There is a nice vignette in snpStats concerning linkage disequilibrium (LD) analysis as supported by software in that package. The purpose of this package is to simplify handling of existing population-level data on LD for the purpose of flexibly defining LD blocks.

2 Import of HapMap LD data

The hmld function imports gzipped tabular data from hapmap’s repository .

suppressPackageStartupMessages({
 library(ldblock)
 library(GenomeInfoDb)
})
path = dir(system.file("hapmap", package="ldblock"), full=TRUE)
ceu17 = hmld(path, poptag="CEU", chrom="chr17")
## importing /tmp/Rtmp0DsUak/Rinst14db5f3579d0e7/ldblock/hapmap/ld_chr17_CEU.txt.gz
## done.
ceu17
## ldstruct for population CEU, chrom chr17
## dimensions: 36621 x 36621 ; statistic is Dprime 
## object structure:
##       ldmat       chrom      genome      allpos      poptag   statInUse 
## "dsCMatrix" "character" "character"   "numeric" "character" "character" 
##       allrs 
## "character"

3 A view of the block structure

For some reason knitr/render will not display this image nicely.

library(Matrix)
## 
## Attaching package: 'Matrix'
## The following object is masked from 'package:S4Vectors':
## 
##     expand
image(ceu17@ldmat[1:400,1:400], 
   col.reg=heat.colors(120), colorkey=TRUE, useRaster=TRUE)

This ignores physical distance and MAF. The bright stripes are probably due to SNP with low MAF.

4 Collecting SNPs exhibiting linkage to selected SNP

We’ll use ceu17 and the gwascat package to enumerate SNP that are in LD with GWAS hits.

library(gwascat)
## Warning: replacing previous import 'utils::findMatches' by
## 'S4Vectors::findMatches' when loading 'AnnotationDbi'
## gwascat loaded.  Use makeCurrentGwascat() to extract current image.
##  from EBI.  The data folder of this package has some legacy extracts.
load(system.file("legacy/ebicat37.rda", package="gwascat"))
#seqlevelsStyle(ebicat37) = "NCBI"  # noop?
seqlevels(ebicat37) = gsub("chr", "", seqlevels(ebicat37))
e17 = ebicat37[ which(as.character(seqnames(ebicat37)) == "17") ]

Some dbSNP names for GWAS hits on chr17 are

rsh17 = unique(e17$SNPS)
head(rsh17)
## [1] "rs11078895" "rs11891"    "rs7501939"  "rs9905704"  "rs4796793" 
## [6] "rs78378222"

We will use expandSnpSet to obtain names for SNP that were found in HapMap CEU to have which \(D' > .9\) with any of these hits.
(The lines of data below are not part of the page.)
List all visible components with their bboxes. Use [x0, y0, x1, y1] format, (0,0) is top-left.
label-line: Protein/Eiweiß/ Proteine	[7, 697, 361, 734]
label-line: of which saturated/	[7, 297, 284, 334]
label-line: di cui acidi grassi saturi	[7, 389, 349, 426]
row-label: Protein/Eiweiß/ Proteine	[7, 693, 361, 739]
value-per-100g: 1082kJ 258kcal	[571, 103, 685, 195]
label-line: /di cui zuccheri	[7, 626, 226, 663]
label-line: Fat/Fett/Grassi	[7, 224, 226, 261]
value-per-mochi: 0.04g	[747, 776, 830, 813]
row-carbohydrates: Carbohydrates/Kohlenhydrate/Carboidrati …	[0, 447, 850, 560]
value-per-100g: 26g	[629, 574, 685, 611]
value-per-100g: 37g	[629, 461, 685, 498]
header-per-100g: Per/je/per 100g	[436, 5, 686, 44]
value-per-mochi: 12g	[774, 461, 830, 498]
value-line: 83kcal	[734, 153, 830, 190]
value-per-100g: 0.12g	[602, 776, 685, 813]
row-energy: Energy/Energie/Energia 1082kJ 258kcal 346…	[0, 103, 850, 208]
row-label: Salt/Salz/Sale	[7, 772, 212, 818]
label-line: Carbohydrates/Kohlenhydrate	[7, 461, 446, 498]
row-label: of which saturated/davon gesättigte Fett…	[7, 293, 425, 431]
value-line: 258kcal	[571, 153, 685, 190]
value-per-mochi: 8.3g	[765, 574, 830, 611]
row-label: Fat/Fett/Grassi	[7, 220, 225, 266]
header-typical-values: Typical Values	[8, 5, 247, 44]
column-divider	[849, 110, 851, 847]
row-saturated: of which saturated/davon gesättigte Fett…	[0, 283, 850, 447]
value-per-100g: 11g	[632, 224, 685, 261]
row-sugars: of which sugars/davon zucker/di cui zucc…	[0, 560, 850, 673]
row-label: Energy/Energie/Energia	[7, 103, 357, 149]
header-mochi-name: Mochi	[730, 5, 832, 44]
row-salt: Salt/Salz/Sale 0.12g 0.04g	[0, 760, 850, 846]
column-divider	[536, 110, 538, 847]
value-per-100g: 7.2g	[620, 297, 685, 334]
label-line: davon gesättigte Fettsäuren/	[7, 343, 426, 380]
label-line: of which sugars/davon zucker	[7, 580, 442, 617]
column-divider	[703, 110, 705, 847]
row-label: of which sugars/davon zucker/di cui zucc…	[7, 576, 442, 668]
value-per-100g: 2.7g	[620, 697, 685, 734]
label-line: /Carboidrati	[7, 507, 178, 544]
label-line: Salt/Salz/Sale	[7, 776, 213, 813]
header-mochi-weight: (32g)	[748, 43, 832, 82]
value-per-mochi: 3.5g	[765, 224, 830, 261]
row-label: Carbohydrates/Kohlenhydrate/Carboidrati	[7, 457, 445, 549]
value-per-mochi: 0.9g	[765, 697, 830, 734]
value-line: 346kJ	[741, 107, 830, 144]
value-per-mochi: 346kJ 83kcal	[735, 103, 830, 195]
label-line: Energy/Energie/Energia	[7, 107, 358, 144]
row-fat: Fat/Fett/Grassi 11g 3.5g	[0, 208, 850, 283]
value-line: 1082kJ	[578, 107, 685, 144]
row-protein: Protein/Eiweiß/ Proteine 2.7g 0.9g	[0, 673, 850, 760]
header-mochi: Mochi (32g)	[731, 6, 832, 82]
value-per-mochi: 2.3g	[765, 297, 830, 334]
These names are added to the input set.

length(rsh17)
## [1] 530
exset = ldblock::expandSnpSet( rsh17, ldstruct= ceu17, lb=.9 )
## Warning in ldblock::expandSnpSet(rsh17, ldstruct = ceu17, lb = 0.9): dropping
## 149 rsn not matched in ld matrix
length(exset)
## [1] 13209
all(rsh17 %in% exset)
## [1] TRUE

Not all GWAS SNP are in the HapMap LD resource. You can use your own LD data as long as the format agrees with that of the HapMap distribution.